But, my brother, all of this – this hope, this muddling after better things, this striking out for the new - all of this is neither more nor less than the remembering of Jesus Christ: an acceptance for oneself and for others of the identity which belongs to mankind in him. You have no promise to give, no good to do, no help to offer, no revolution to make, which does not stem from this one thing: the knowledge and faith of what men are and will be in Christ. That is where you stand; and in every situation, by such actions or words or gestures as seem appropriate, you have one thing – and only one thing – to say: remember Jesus Christ. But if that is said, and if it is meant when it is said, and if it is heard as it is meant – then what will take place is God’s revolution, which may turn out to astonish even you and me, who like to think we know what it is all about.
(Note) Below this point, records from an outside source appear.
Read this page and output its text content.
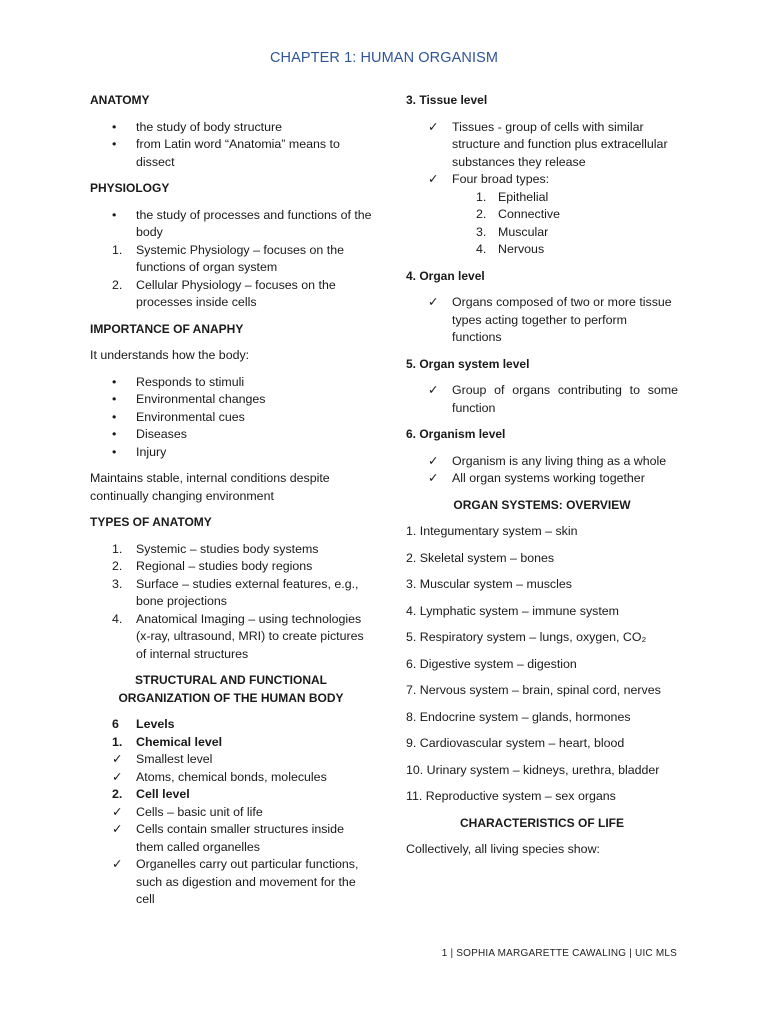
CHAPTER 1: HUMAN ORGANISM
ANATOMY
• the study of body structure
• from Latin word “Anatomia” means to dissect
PHYSIOLOGY
• the study of processes and functions of the body
1. Systemic Physiology – focuses on the functions of organ system
2. Cellular Physiology – focuses on the processes inside cells
IMPORTANCE OF ANAPHY
It understands how the body:
• Responds to stimuli
• Environmental changes
• Environmental cues
• Diseases
• Injury
Maintains stable, internal conditions despite continually changing environment
TYPES OF ANATOMY
1. Systemic – studies body systems
2. Regional – studies body regions
3. Surface – studies external features, e.g., bone projections
4. Anatomical Imaging – using technologies (x-ray, ultrasound, MRI) to create pictures of internal structures
STRUCTURAL AND FUNCTIONAL ORGANIZATION OF THE HUMAN BODY
6 Levels
1. Chemical level
✓ Smallest level
✓ Atoms, chemical bonds, molecules
2. Cell level
✓ Cells – basic unit of life
✓ Cells contain smaller structures inside them called organelles
✓ Organelles carry out particular functions, such as digestion and movement for the cell
3. Tissue level
✓ Tissues - group of cells with similar structure and function plus extracellular substances they release
✓ Four broad types:
1. Epithelial
2. Connective
3. Muscular
4. Nervous
4. Organ level
✓ Organs composed of two or more tissue types acting together to perform functions
5. Organ system level
✓ Group of organs contributing to some function
6. Organism level
✓ Organism is any living thing as a whole
✓ All organ systems working together
ORGAN SYSTEMS: OVERVIEW
1. Integumentary system – skin
2. Skeletal system – bones
3. Muscular system – muscles
4. Lymphatic system – immune system
5. Respiratory system – lungs, oxygen, CO₂
6. Digestive system – digestion
7. Nervous system – brain, spinal cord, nerves
8. Endocrine system – glands, hormones
9. Cardiovascular system – heart, blood
10. Urinary system – kidneys, urethra, bladder
11. Reproductive system – sex organs
CHARACTERISTICS OF LIFE
Collectively, all living species show:
1 | SOPHIA MARGARETTE CAWALING | UIC MLS
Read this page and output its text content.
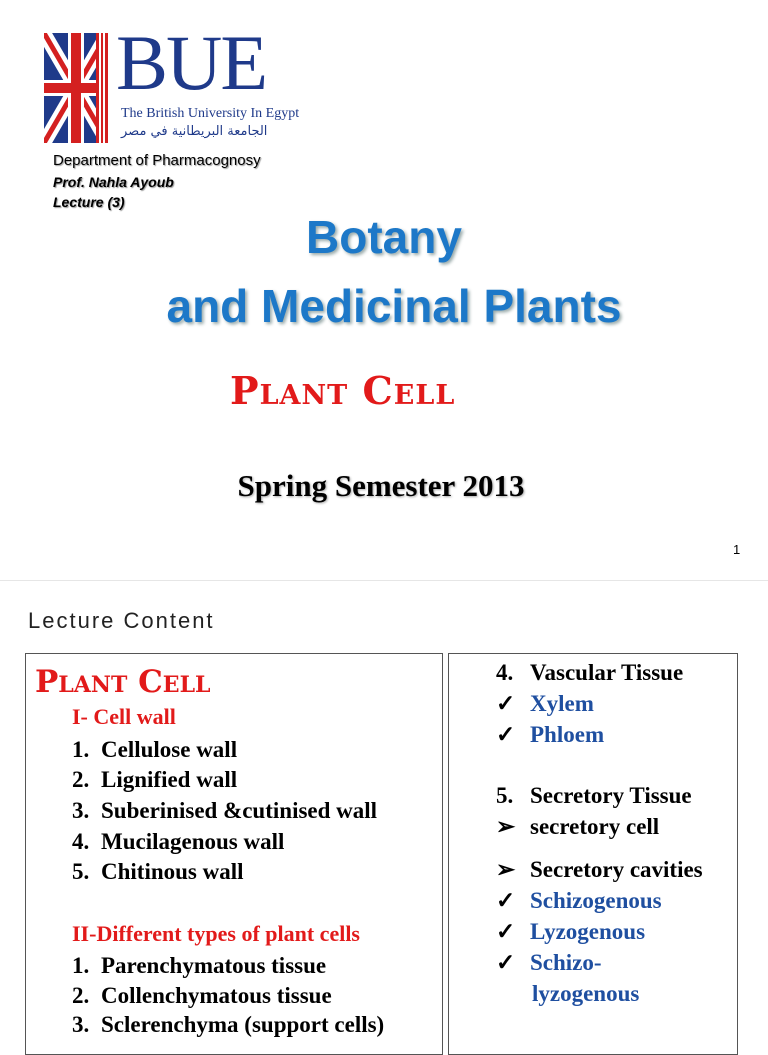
BUE
The British University In Egypt
الجامعة البريطانية في مصر
Department of Pharmacognosy
Prof. Nahla Ayoub
Lecture (3)
Botany
and Medicinal Plants
Plant Cell
Spring Semester 2013
1
Lecture Content
Plant Cell
I- Cell wall
1. Cellulose wall
2. Lignified wall
3. Suberinised &cutinised wall
4. Mucilagenous wall
5. Chitinous wall
II-Different types of plant cells
1. Parenchymatous tissue
2. Collenchymatous tissue
3. Sclerenchyma (support cells)
4. Vascular Tissue
✓ Xylem
✓ Phloem
5. Secretory Tissue
➢ secretory cell
➢ Secretory cavities
✓ Schizogenous
✓ Lyzogenous
✓ Schizo-
lyzogenous
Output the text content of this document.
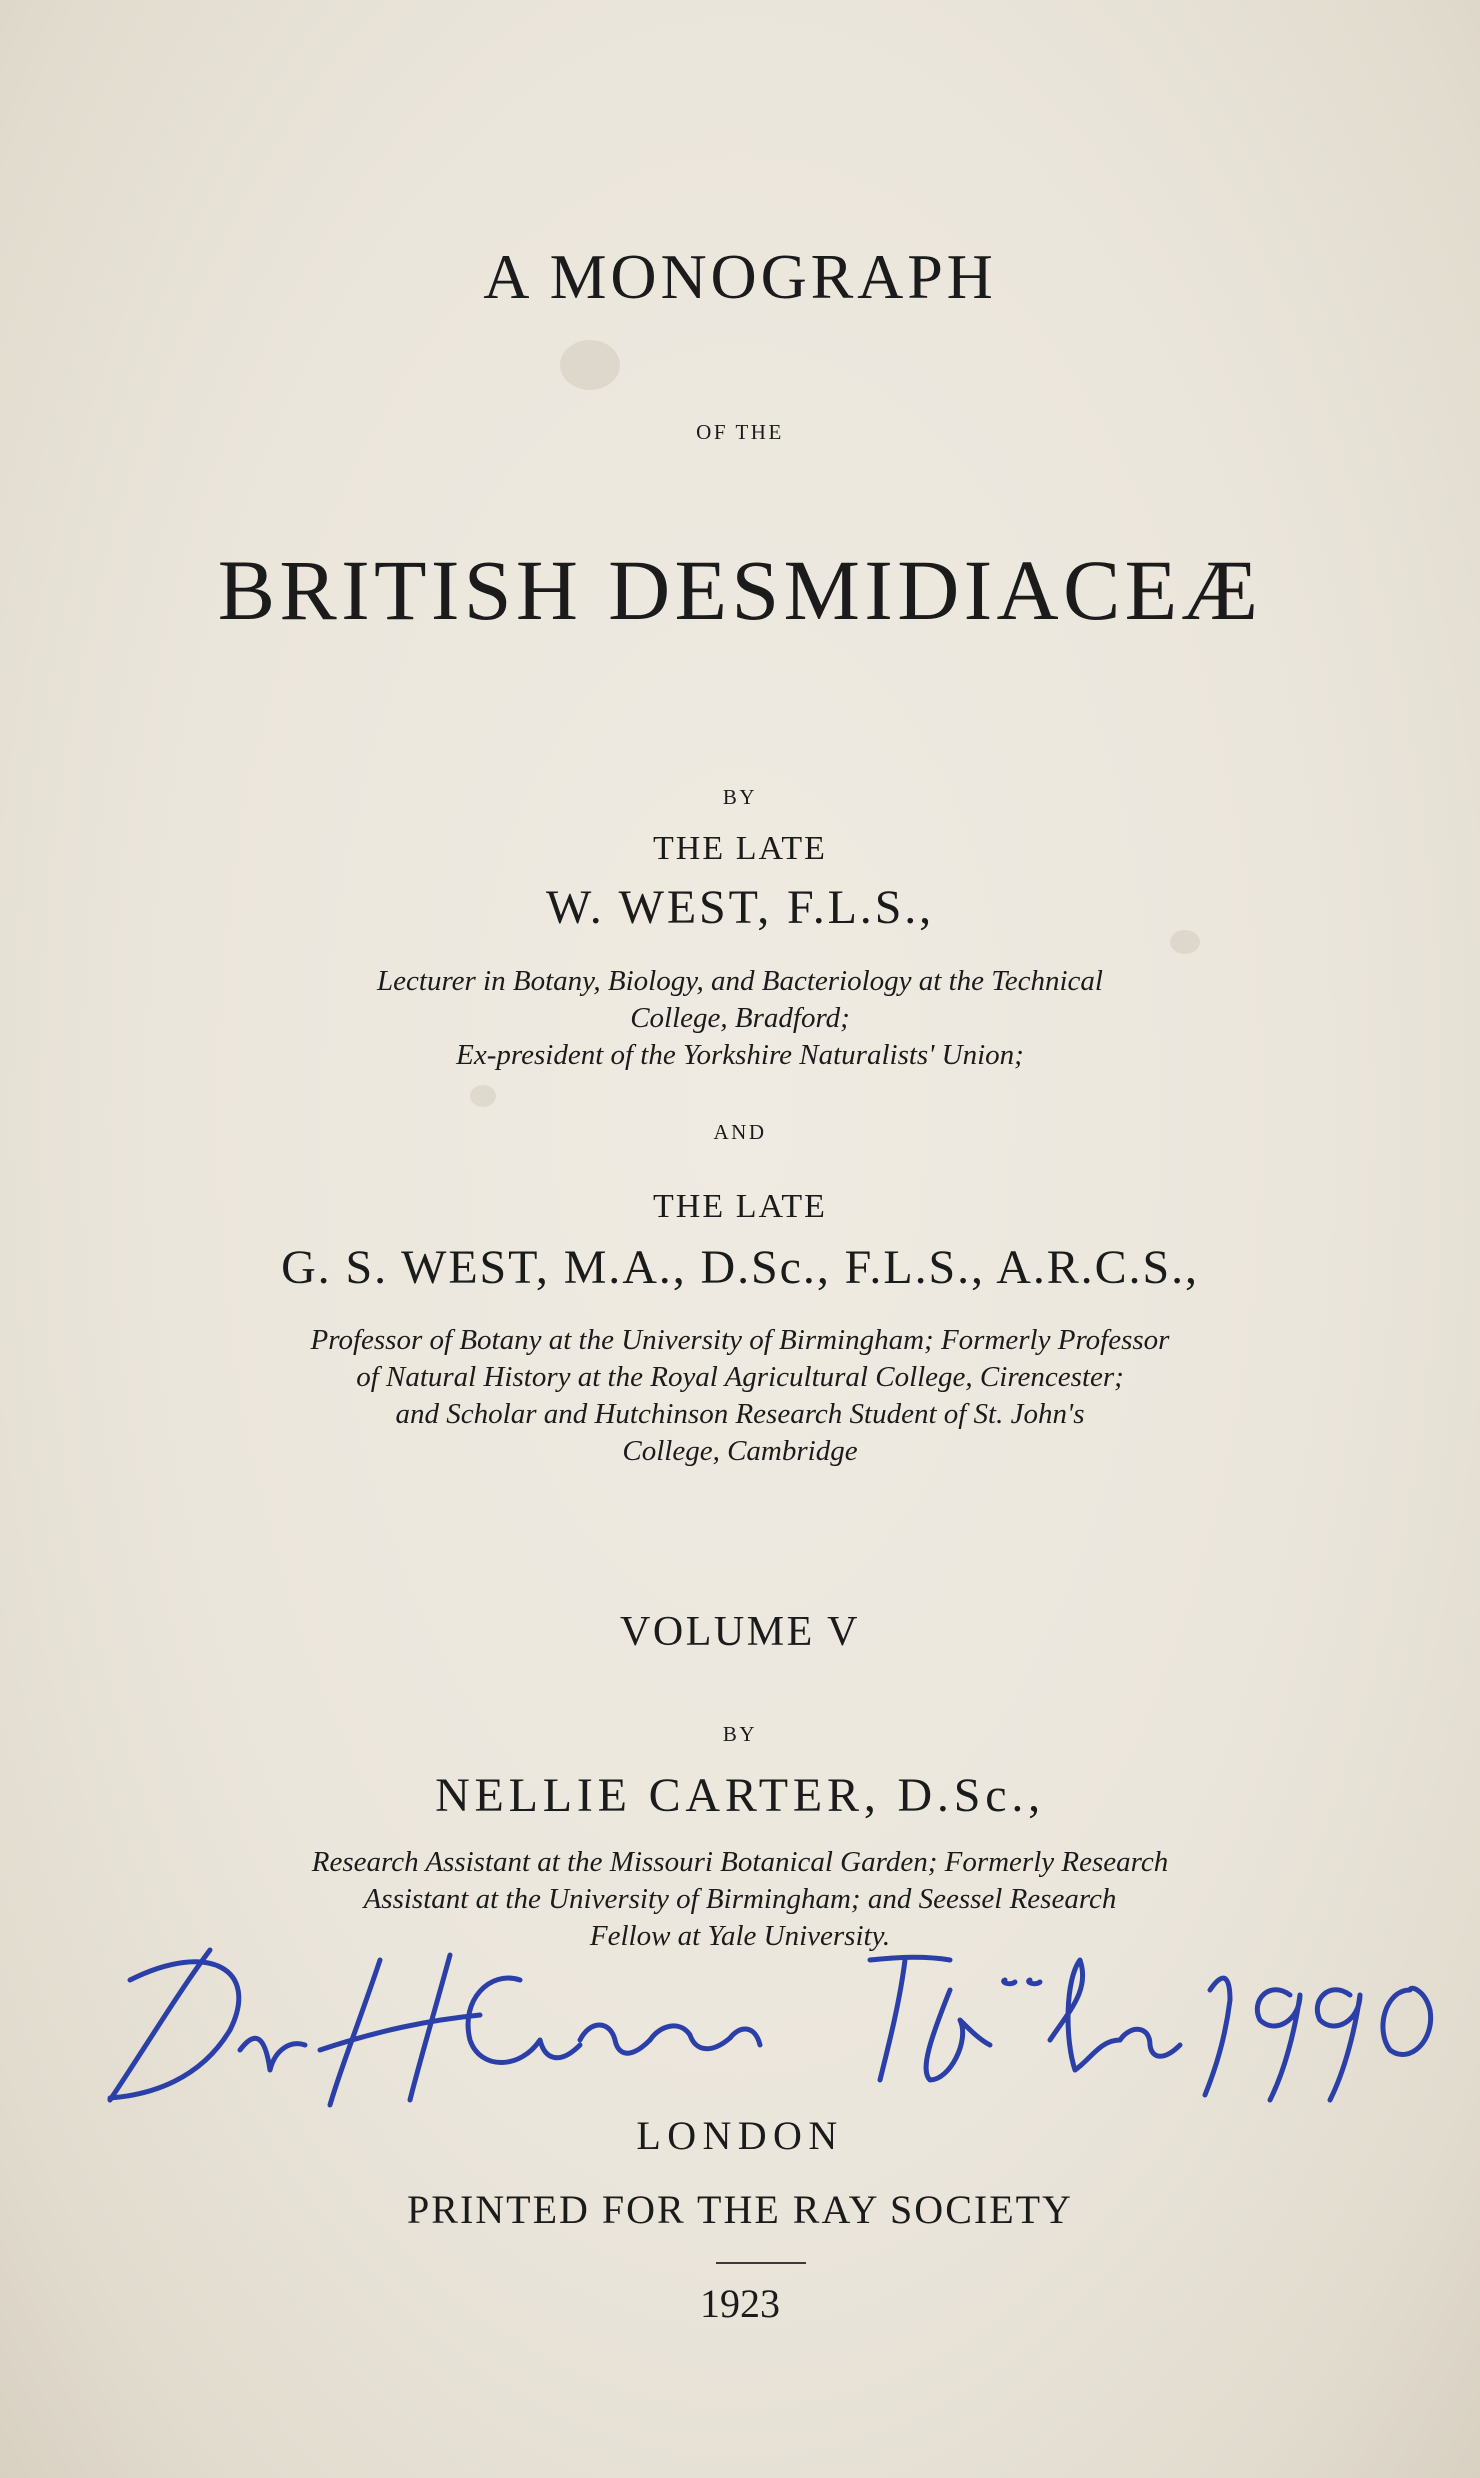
A MONOGRAPH
OF THE
BRITISH DESMIDIACEÆ
BY
THE LATE
W. WEST, F.L.S.,
Lecturer in Botany, Biology, and Bacteriology at the Technical
College, Bradford;
Ex-president of the Yorkshire Naturalists' Union;
AND
THE LATE
G. S. WEST, M.A., D.Sc., F.L.S., A.R.C.S.,
Professor of Botany at the University of Birmingham; Formerly Professor
of Natural History at the Royal Agricultural College, Cirencester;
and Scholar and Hutchinson Research Student of St. John's
College, Cambridge
VOLUME V
BY
NELLIE CARTER, D.Sc.,
Research Assistant at the Missouri Botanical Garden; Formerly Research
Assistant at the University of Birmingham; and Seessel Research
Fellow at Yale University.
LONDON
PRINTED FOR THE RAY SOCIETY
1923
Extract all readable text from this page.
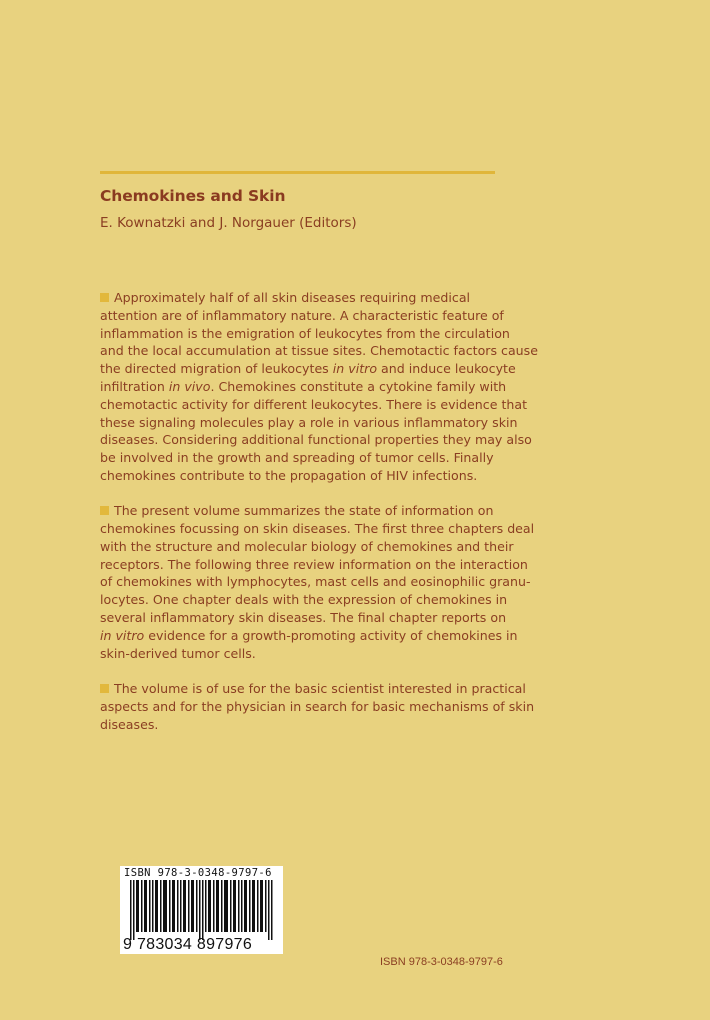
Chemokines and Skin
E. Kownatzki and J. Norgauer (Editors)
Approximately half of all skin diseases requiring medical
attention are of inflammatory nature. A characteristic feature of
inflammation is the emigration of leukocytes from the circulation
and the local accumulation at tissue sites. Chemotactic factors cause
the directed migration of leukocytes in vitro and induce leukocyte
infiltration in vivo. Chemokines constitute a cytokine family with
chemotactic activity for different leukocytes. There is evidence that
these signaling molecules play a role in various inflammatory skin
diseases. Considering additional functional properties they may also
be involved in the growth and spreading of tumor cells. Finally
chemokines contribute to the propagation of HIV infections.
The present volume summarizes the state of information on
chemokines focussing on skin diseases. The first three chapters deal
with the structure and molecular biology of chemokines and their
receptors. The following three review information on the interaction
of chemokines with lymphocytes, mast cells and eosinophilic granu-
locytes. One chapter deals with the expression of chemokines in
several inflammatory skin diseases. The final chapter reports on
in vitro evidence for a growth-promoting activity of chemokines in
skin-derived tumor cells.
The volume is of use for the basic scientist interested in practical
aspects and for the physician in search for basic mechanisms of skin
diseases.
ISBN 978-3-0348-9797-6
9 783034 897976
ISBN 978-3-0348-9797-6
He could preach the same words now to the Nuns and "nones" at the Sisters of Mercy convent.

Remain

We don’t get to resolve the tensions and polarities of our age. We don’t have that kind of influence. We do get to live in the blind spots and confusions along with everyone else. We do get to decide to remain. We can decide to eat solid food.

I’m thankful for God’s love and grace. God has given me the Eucharist and the Office; friends, family, and the Order of the Ascension to journey with. In that I remain. And, God has been with me in all my sin and human limitation, in all ambivalent and confused relationships and commitments.

Maybe my task, maybe our task, is to remain – in Eucharist and Office, in community and reflection. In all the sin and limitation, in all the blindness and confusion – remain.

The Sisters of Mercy remain at the convent.